"Judge," he said, "I don't believe that's quite regular."

"Why; ain't that the law?"

"Well, yes, but you see he's entitled to trial, an' mebbe it would be just as well to bind him over under a good heavy bond, and if he can't raise it send him to jail over in Canadian until the grand jury meets. Of course I only mention that as being the usual way of doing things."

The justice looked a little disappointed.

"Why, yes, of course, if you want it that way," he said, "but the man's guilty and I thought you'd like to put the thing through as quick and easy as possible, and save expense. Oh, well, any way to suit you. I'll make his bond heavy enough, anyway." He paused to think, perhaps trying to imagine a sum large enough for a man who had plead guilty to the heinous crime of cattle stealing. "I'll put him under a heavy bond—a good heavy bond—I'll make it three hundred dollars!"

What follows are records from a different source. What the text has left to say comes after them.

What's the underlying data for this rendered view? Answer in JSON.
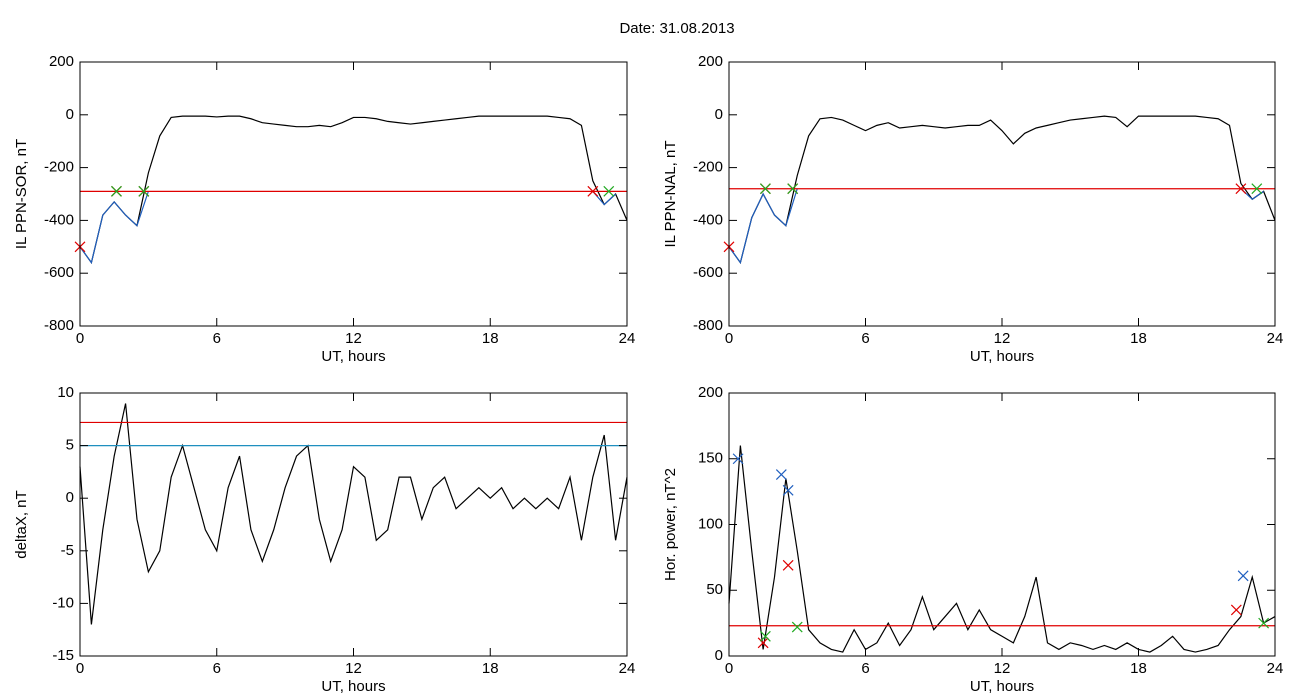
{
  "title": "Date:  31.08.2013",
  "chart_data": [
    {
      "type": "line",
      "xlabel": "UT, hours",
      "ylabel": "IL PPN-SOR, nT",
      "xlim": [
        0,
        24
      ],
      "xticks": [
        0,
        6,
        12,
        18,
        24
      ],
      "ylim": [
        -800,
        200
      ],
      "yticks": [
        -800,
        -600,
        -400,
        -200,
        0,
        200
      ],
      "x": [
        0,
        0.5,
        1,
        1.5,
        2,
        2.5,
        3,
        3.5,
        4,
        4.5,
        5,
        5.5,
        6,
        6.5,
        7,
        7.5,
        8,
        8.5,
        9,
        9.5,
        10,
        10.5,
        11,
        11.5,
        12,
        12.5,
        13,
        13.5,
        14,
        14.5,
        15,
        15.5,
        16,
        16.5,
        17,
        17.5,
        18,
        18.5,
        19,
        19.5,
        20,
        20.5,
        21,
        21.5,
        22,
        22.5,
        23,
        23.5,
        24
      ],
      "series": [
        {
          "color": "#000000",
          "values": [
            -500,
            -560,
            -380,
            -330,
            -380,
            -420,
            -220,
            -80,
            -10,
            -5,
            -5,
            -5,
            -8,
            -5,
            -5,
            -15,
            -30,
            -35,
            -40,
            -45,
            -45,
            -40,
            -45,
            -30,
            -10,
            -10,
            -15,
            -25,
            -30,
            -35,
            -30,
            -25,
            -20,
            -15,
            -10,
            -5,
            -5,
            -5,
            -5,
            -5,
            -5,
            -5,
            -10,
            -15,
            -40,
            -250,
            -340,
            -300,
            -400
          ]
        },
        {
          "color": "#1f5fbf",
          "x": [
            0,
            0.5,
            1,
            1.5,
            2,
            2.5,
            3
          ],
          "values": [
            -500,
            -560,
            -380,
            -330,
            -380,
            -420,
            -290
          ]
        },
        {
          "color": "#1f5fbf",
          "x": [
            22.5,
            23,
            23.5
          ],
          "values": [
            -290,
            -340,
            -300
          ]
        },
        {
          "color": "#e00000",
          "x": [
            0,
            24
          ],
          "values": [
            -290,
            -290
          ]
        },
        {
          "color": "#e00000",
          "marker": "x",
          "x": [
            0,
            1.6,
            2.8,
            22.5
          ],
          "values": [
            -500,
            -290,
            -290,
            -290
          ]
        },
        {
          "color": "#22aa22",
          "marker": "x",
          "x": [
            1.6,
            2.8,
            23.2
          ],
          "values": [
            -290,
            -290,
            -290
          ]
        }
      ]
    },
    {
      "type": "line",
      "xlabel": "UT, hours",
      "ylabel": "IL PPN-NAL, nT",
      "xlim": [
        0,
        24
      ],
      "xticks": [
        0,
        6,
        12,
        18,
        24
      ],
      "ylim": [
        -800,
        200
      ],
      "yticks": [
        -800,
        -600,
        -400,
        -200,
        0,
        200
      ],
      "x": [
        0,
        0.5,
        1,
        1.5,
        2,
        2.5,
        3,
        3.5,
        4,
        4.5,
        5,
        5.5,
        6,
        6.5,
        7,
        7.5,
        8,
        8.5,
        9,
        9.5,
        10,
        10.5,
        11,
        11.5,
        12,
        12.5,
        13,
        13.5,
        14,
        14.5,
        15,
        15.5,
        16,
        16.5,
        17,
        17.5,
        18,
        18.5,
        19,
        19.5,
        20,
        20.5,
        21,
        21.5,
        22,
        22.5,
        23,
        23.5,
        24
      ],
      "series": [
        {
          "color": "#000000",
          "values": [
            -500,
            -560,
            -390,
            -300,
            -380,
            -420,
            -230,
            -80,
            -15,
            -10,
            -20,
            -40,
            -60,
            -40,
            -30,
            -50,
            -45,
            -40,
            -45,
            -50,
            -45,
            -40,
            -40,
            -20,
            -60,
            -110,
            -70,
            -50,
            -40,
            -30,
            -20,
            -15,
            -10,
            -5,
            -10,
            -45,
            -5,
            -5,
            -5,
            -5,
            -5,
            -5,
            -10,
            -15,
            -40,
            -260,
            -320,
            -290,
            -400
          ]
        },
        {
          "color": "#1f5fbf",
          "x": [
            0,
            0.5,
            1,
            1.5,
            2,
            2.5,
            3
          ],
          "values": [
            -500,
            -560,
            -390,
            -300,
            -380,
            -420,
            -280
          ]
        },
        {
          "color": "#1f5fbf",
          "x": [
            22.5,
            23,
            23.5
          ],
          "values": [
            -280,
            -320,
            -290
          ]
        },
        {
          "color": "#e00000",
          "x": [
            0,
            24
          ],
          "values": [
            -280,
            -280
          ]
        },
        {
          "color": "#e00000",
          "marker": "x",
          "x": [
            0,
            1.6,
            2.8,
            22.5
          ],
          "values": [
            -500,
            -280,
            -280,
            -280
          ]
        },
        {
          "color": "#22aa22",
          "marker": "x",
          "x": [
            1.6,
            2.8,
            23.2
          ],
          "values": [
            -280,
            -280,
            -280
          ]
        }
      ]
    },
    {
      "type": "line",
      "xlabel": "UT, hours",
      "ylabel": "deltaX, nT",
      "xlim": [
        0,
        24
      ],
      "xticks": [
        0,
        6,
        12,
        18,
        24
      ],
      "ylim": [
        -15,
        10
      ],
      "yticks": [
        -15,
        -10,
        -5,
        0,
        5,
        10
      ],
      "x": [
        0,
        0.5,
        1,
        1.5,
        2,
        2.5,
        3,
        3.5,
        4,
        4.5,
        5,
        5.5,
        6,
        6.5,
        7,
        7.5,
        8,
        8.5,
        9,
        9.5,
        10,
        10.5,
        11,
        11.5,
        12,
        12.5,
        13,
        13.5,
        14,
        14.5,
        15,
        15.5,
        16,
        16.5,
        17,
        17.5,
        18,
        18.5,
        19,
        19.5,
        20,
        20.5,
        21,
        21.5,
        22,
        22.5,
        23,
        23.5,
        24
      ],
      "series": [
        {
          "color": "#000000",
          "values": [
            3,
            -12,
            -3,
            4,
            9,
            -2,
            -7,
            -5,
            2,
            5,
            1,
            -3,
            -5,
            1,
            4,
            -3,
            -6,
            -3,
            1,
            4,
            5,
            -2,
            -6,
            -3,
            3,
            2,
            -4,
            -3,
            2,
            2,
            -2,
            1,
            2,
            -1,
            0,
            1,
            0,
            1,
            -1,
            0,
            -1,
            0,
            -1,
            2,
            -4,
            2,
            6,
            -4,
            2
          ]
        },
        {
          "color": "#e00000",
          "x": [
            0,
            24
          ],
          "values": [
            7.2,
            7.2
          ]
        },
        {
          "color": "#1f8fbf",
          "x": [
            0,
            24
          ],
          "values": [
            5,
            5
          ]
        }
      ]
    },
    {
      "type": "line",
      "xlabel": "UT, hours",
      "ylabel": "Hor. power, nT^2",
      "xlim": [
        0,
        24
      ],
      "xticks": [
        0,
        6,
        12,
        18,
        24
      ],
      "ylim": [
        0,
        200
      ],
      "yticks": [
        0,
        50,
        100,
        150,
        200
      ],
      "x": [
        0,
        0.5,
        1,
        1.5,
        2,
        2.5,
        3,
        3.5,
        4,
        4.5,
        5,
        5.5,
        6,
        6.5,
        7,
        7.5,
        8,
        8.5,
        9,
        9.5,
        10,
        10.5,
        11,
        11.5,
        12,
        12.5,
        13,
        13.5,
        14,
        14.5,
        15,
        15.5,
        16,
        16.5,
        17,
        17.5,
        18,
        18.5,
        19,
        19.5,
        20,
        20.5,
        21,
        21.5,
        22,
        22.5,
        23,
        23.5,
        24
      ],
      "series": [
        {
          "color": "#000000",
          "values": [
            40,
            160,
            80,
            5,
            60,
            135,
            80,
            20,
            10,
            5,
            3,
            20,
            5,
            10,
            25,
            8,
            20,
            45,
            20,
            30,
            40,
            20,
            35,
            20,
            15,
            10,
            30,
            60,
            10,
            5,
            10,
            8,
            5,
            8,
            5,
            10,
            5,
            3,
            8,
            15,
            5,
            3,
            5,
            8,
            20,
            30,
            60,
            25,
            30
          ]
        },
        {
          "color": "#e00000",
          "x": [
            0,
            24
          ],
          "values": [
            23,
            23
          ]
        },
        {
          "color": "#1f5fbf",
          "marker": "x",
          "x": [
            0.4,
            2.3,
            2.6,
            22.6
          ],
          "values": [
            150,
            138,
            126,
            61
          ]
        },
        {
          "color": "#e00000",
          "marker": "x",
          "x": [
            1.5,
            2.6,
            22.3
          ],
          "values": [
            10,
            69,
            35
          ]
        },
        {
          "color": "#22aa22",
          "marker": "x",
          "x": [
            1.6,
            3.0,
            23.5
          ],
          "values": [
            15,
            22,
            25
          ]
        }
      ]
    }
  ]
}
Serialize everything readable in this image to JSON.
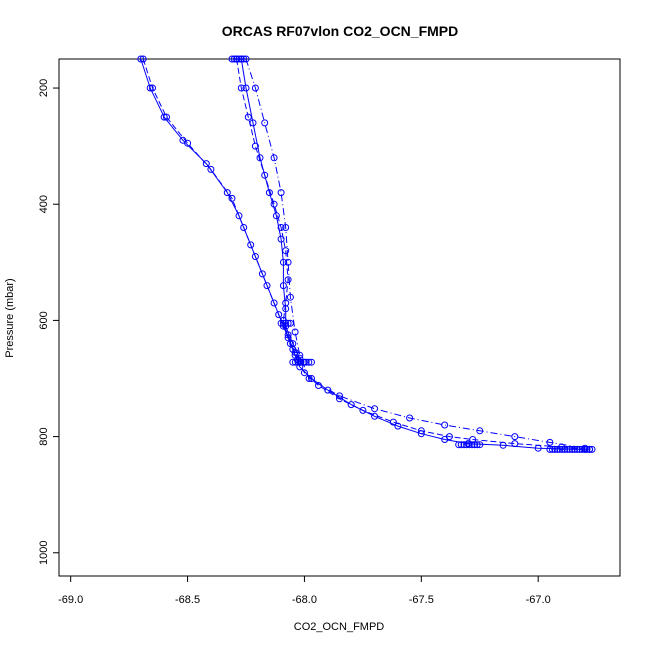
{
  "chart_data": {
    "type": "line",
    "title": "ORCAS RF07vlon CO2_OCN_FMPD",
    "xlabel": "CO2_OCN_FMPD",
    "ylabel": "Pressure (mbar)",
    "xlim": [
      -69.05,
      -66.65
    ],
    "ylim": [
      1040,
      150
    ],
    "y_inverted": true,
    "x_ticks": [
      -69.0,
      -68.5,
      -68.0,
      -67.5,
      -67.0
    ],
    "x_tick_labels": [
      "-69.0",
      "-68.5",
      "-68.0",
      "-67.5",
      "-67.0"
    ],
    "y_ticks": [
      200,
      400,
      600,
      800,
      1000
    ],
    "y_tick_labels": [
      "200",
      "400",
      "600",
      "800",
      "1000"
    ],
    "grid": false,
    "series_color": "#0000ff",
    "series": [
      {
        "line_style": "solid",
        "points": [
          [
            -68.7,
            150
          ],
          [
            -68.66,
            200
          ],
          [
            -68.6,
            250
          ],
          [
            -68.52,
            290
          ],
          [
            -68.42,
            330
          ],
          [
            -68.33,
            380
          ],
          [
            -68.28,
            420
          ],
          [
            -68.23,
            470
          ],
          [
            -68.18,
            520
          ],
          [
            -68.13,
            570
          ],
          [
            -68.09,
            610
          ],
          [
            -68.06,
            640
          ],
          [
            -68.04,
            660
          ],
          [
            -68.02,
            680
          ],
          [
            -67.97,
            700
          ],
          [
            -67.9,
            720
          ],
          [
            -67.8,
            745
          ],
          [
            -67.7,
            765
          ],
          [
            -67.6,
            782
          ],
          [
            -67.5,
            795
          ],
          [
            -67.4,
            805
          ],
          [
            -67.3,
            812
          ],
          [
            -67.15,
            815
          ],
          [
            -67.0,
            820
          ],
          [
            -66.8,
            822
          ]
        ]
      },
      {
        "line_style": "dashed",
        "points": [
          [
            -68.69,
            150
          ],
          [
            -68.65,
            200
          ],
          [
            -68.59,
            250
          ],
          [
            -68.5,
            295
          ],
          [
            -68.4,
            340
          ],
          [
            -68.31,
            390
          ],
          [
            -68.26,
            440
          ],
          [
            -68.21,
            490
          ],
          [
            -68.16,
            540
          ],
          [
            -68.11,
            590
          ],
          [
            -68.07,
            625
          ],
          [
            -68.05,
            650
          ],
          [
            -68.03,
            668
          ],
          [
            -68.0,
            690
          ],
          [
            -67.94,
            712
          ],
          [
            -67.85,
            735
          ],
          [
            -67.75,
            755
          ],
          [
            -67.62,
            775
          ],
          [
            -67.5,
            790
          ],
          [
            -67.38,
            800
          ],
          [
            -67.28,
            805
          ],
          [
            -67.1,
            812
          ],
          [
            -66.9,
            818
          ],
          [
            -66.78,
            822
          ]
        ]
      },
      {
        "line_style": "solid",
        "points": [
          [
            -68.27,
            150
          ],
          [
            -68.25,
            200
          ],
          [
            -68.22,
            260
          ],
          [
            -68.19,
            320
          ],
          [
            -68.15,
            380
          ],
          [
            -68.12,
            420
          ],
          [
            -68.1,
            460
          ],
          [
            -68.09,
            500
          ],
          [
            -68.09,
            540
          ],
          [
            -68.08,
            580
          ],
          [
            -68.08,
            610
          ],
          [
            -68.05,
            640
          ],
          [
            -68.02,
            665
          ],
          [
            -68.0,
            672
          ]
        ]
      },
      {
        "line_style": "dashed",
        "points": [
          [
            -68.29,
            150
          ],
          [
            -68.27,
            200
          ],
          [
            -68.24,
            250
          ],
          [
            -68.21,
            300
          ],
          [
            -68.17,
            350
          ],
          [
            -68.13,
            400
          ],
          [
            -68.1,
            440
          ],
          [
            -68.08,
            480
          ],
          [
            -68.07,
            530
          ],
          [
            -68.08,
            570
          ],
          [
            -68.09,
            600
          ],
          [
            -68.07,
            630
          ],
          [
            -68.04,
            655
          ],
          [
            -68.02,
            672
          ]
        ]
      },
      {
        "line_style": "dashdot",
        "points": [
          [
            -68.25,
            150
          ],
          [
            -68.21,
            200
          ],
          [
            -68.17,
            260
          ],
          [
            -68.13,
            320
          ],
          [
            -68.1,
            380
          ],
          [
            -68.08,
            440
          ],
          [
            -68.07,
            500
          ],
          [
            -68.06,
            560
          ],
          [
            -68.04,
            620
          ],
          [
            -68.02,
            660
          ],
          [
            -67.98,
            700
          ],
          [
            -67.85,
            730
          ],
          [
            -67.7,
            752
          ],
          [
            -67.55,
            768
          ],
          [
            -67.4,
            780
          ],
          [
            -67.25,
            790
          ],
          [
            -67.1,
            800
          ],
          [
            -66.95,
            810
          ],
          [
            -66.8,
            820
          ]
        ]
      }
    ],
    "clusters": [
      {
        "y": 150,
        "x_from": -68.31,
        "x_to": -68.26
      },
      {
        "y": 672,
        "x_from": -68.05,
        "x_to": -67.97
      },
      {
        "y": 605,
        "x_from": -68.1,
        "x_to": -68.06
      },
      {
        "y": 814,
        "x_from": -67.34,
        "x_to": -67.25
      },
      {
        "y": 822,
        "x_from": -66.95,
        "x_to": -66.77
      }
    ]
  }
}
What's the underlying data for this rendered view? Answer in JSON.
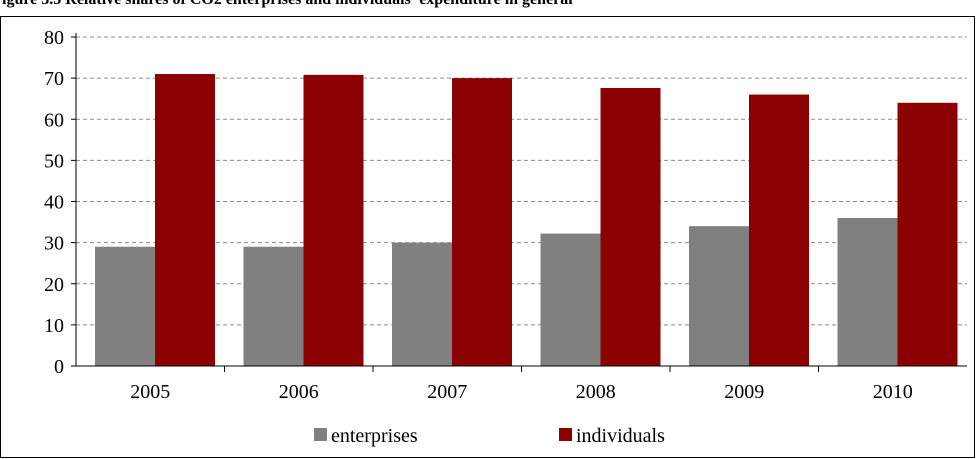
{
  "title": "igure 3.5 Relative shares of CO2 enterprises and individuals' expenditure in general",
  "chart_data": {
    "type": "bar",
    "categories": [
      "2005",
      "2006",
      "2007",
      "2008",
      "2009",
      "2010"
    ],
    "series": [
      {
        "name": "enterprises",
        "values": [
          29,
          29,
          30,
          32.2,
          34,
          36
        ],
        "color": "#808080"
      },
      {
        "name": "individuals",
        "values": [
          71,
          70.8,
          70,
          67.6,
          66,
          64
        ],
        "color": "#8b0000"
      }
    ],
    "ylim": [
      0,
      80
    ],
    "yticks": [
      0,
      10,
      20,
      30,
      40,
      50,
      60,
      70,
      80
    ],
    "grid": true,
    "grid_style": "dashed",
    "legend_position": "bottom"
  }
}
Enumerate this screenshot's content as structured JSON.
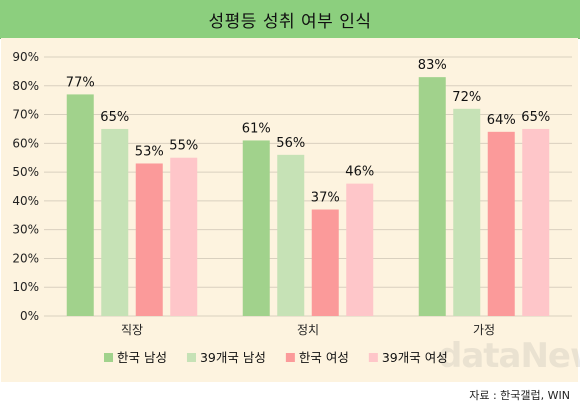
{
  "header": {
    "title": "성평등 성취 여부 인식"
  },
  "source": {
    "text": "자료 : 한국갤럽, WIN"
  },
  "watermark": {
    "text": "dataNews"
  },
  "colors": {
    "title_bg": "#8ccf7e",
    "panel_bg": "#fdf3df",
    "korea_men": "#a1d28c",
    "global_men": "#c6e2b6",
    "korea_women": "#fb9a9a",
    "global_women": "#fec6c9"
  },
  "chart_data": {
    "type": "bar",
    "title": "성평등 성취 여부 인식",
    "categories": [
      "직장",
      "정치",
      "가정"
    ],
    "series": [
      {
        "name": "한국 남성",
        "values": [
          77,
          61,
          83
        ],
        "labels": [
          "77%",
          "61%",
          "83%"
        ]
      },
      {
        "name": "39개국 남성",
        "values": [
          65,
          56,
          72
        ],
        "labels": [
          "65%",
          "56%",
          "72%"
        ]
      },
      {
        "name": "한국 여성",
        "values": [
          53,
          37,
          64
        ],
        "labels": [
          "53%",
          "37%",
          "64%"
        ]
      },
      {
        "name": "39개국 여성",
        "values": [
          55,
          46,
          65
        ],
        "labels": [
          "55%",
          "46%",
          "65%"
        ]
      }
    ],
    "ylim": [
      0,
      90
    ],
    "yticks": [
      "0%",
      "10%",
      "20%",
      "30%",
      "40%",
      "50%",
      "60%",
      "70%",
      "80%",
      "90%"
    ],
    "grid": true,
    "legend": "bottom"
  }
}
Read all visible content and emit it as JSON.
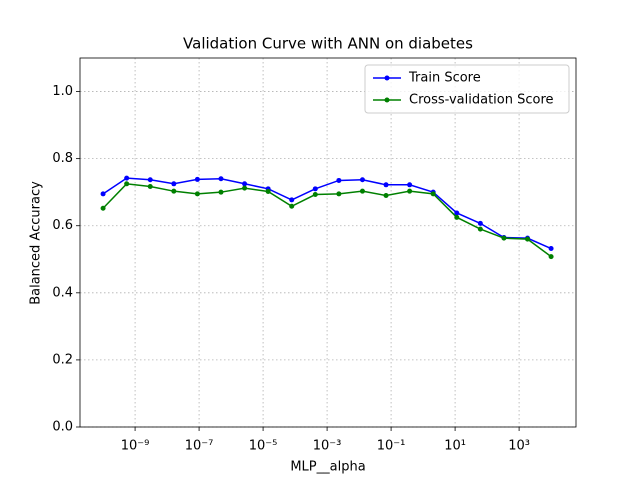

It will be seen that an official who was given to inspirations such as these could become a trial, even with the best intentions in the world; and there were others who added arrogance to their ignorance, and connivance at crime. Nor were the raids into No-man's Land altogether pleasure excursions even though Deputies Bill McDonald and Lon Burson, with their headlong tactics and general disregard of death, had things pretty much their own way when it came to the final show-down. There were long wearying journeys in a trailless land and long night vigils when bone and muscle and nerve were racked and the whole body cried out for sleep. The onset might be swift and reckless, once begun, but the preparation for that moment was cautious and slow and often beset with difficulties. The few dwellers in No-man's Land really desirous of getting rid of the outlaws, were afraid to reveal their anxiety, to give anything resembling information, or even to offer shelter to the officers. They knew that to manifest any interest on the side of law and order would incur the enmity of the gangs and bring down reprisal swift and bloody. McDonald and Burson realized this, and, however severe the conditions of weather and weariness, faced them, rather than impose any risk upon men whose only offense was to dwell among very bad neighbors.

At one time the deputies were after a gang of five men, wanted for murder and theft, and were driving from Higgins into No-man's Land, with hack and team, their saddles loaded in behind, as usual. It was late in the year, now, and suddenly in the swift Texas fashion a norther came down, with piercing wind and fine driving snow. If the reader has never seen a Texas norther, or a Dakota blizzard, he will hardly understand their predicament. The wind leaps up in a wild gale almost in an instant; the air from being balmy takes on a sudden bitterness that wrings the body and numbs the heart and pinches the very soul. Then the snow comes, fine and blinding—sharp and hard as glass. No living being was ever created that could survive long in the face of a storm like that. Cattle know when a norther is coming and find shelter in canyons, or gather into thick bunches in the open, their heads to the center. Birds speed away to the south, ahead of it, or find shelter in hollows and crannies until the demon has passed by. A storm like that always means death. The Texas norther and the Dakota blizzard have strewn the prairies with bones.

McDonald and Burson in the face of such a tempest tried to press on, hoping to find a shelter of some sort—anything that would break the terrible wind. But everywhere was only the wide prairie, level as the sea and lost now in the swirling drift. Night was coming on rapidly, and unless a place for camp was found soon, their case would be hopeless, indeed. It seemed to them that they had drifted for hours, battling against the norther—though it probably was less than one hour—when they came upon some stacks of prairie hay, which indicated the habitation of men. Without seeking further, they made for the shelter of the stacks, burrowed themselves and their horses into them, allowing the latter to feed liberally from the hay. There they remained all night and until the afternoon of the next day, the men without food. The storm abated then, and the officers undiscouraged, pressed on, reaching the outlaw camp late in the afternoon, instead of at their favorite morning hour.

The surprise was quite as complete, however, for the last thing that those bandits expected was that two officers should suddenly appear out of that white devastation to take them to jail. They were too much astonished to attempt resistance and were on their way to Wichita Falls that night, following the road which earlier in the year so many of their kind had taken.

Indeed it was this capture at the end of 1888 that marked about the close of the heaviest work in that particular section. The year's crusade had demonstrated that No-man's Land was not big enough to hold a band of cow thieves and two deputies like Bill McDonald and Lon Burson at the same time. It was no encouragement to a band of hard-working outlaws, just as they had got their plant established and things well under way to be suddenly pounced down upon and put out of business by two men who had no regard for the customary rules of fighting, but just rushed right in with a lot of impertinent orders and an assortment of hand-cuffs and always had a big hack ready to start at a moment's notice for Wichita Falls.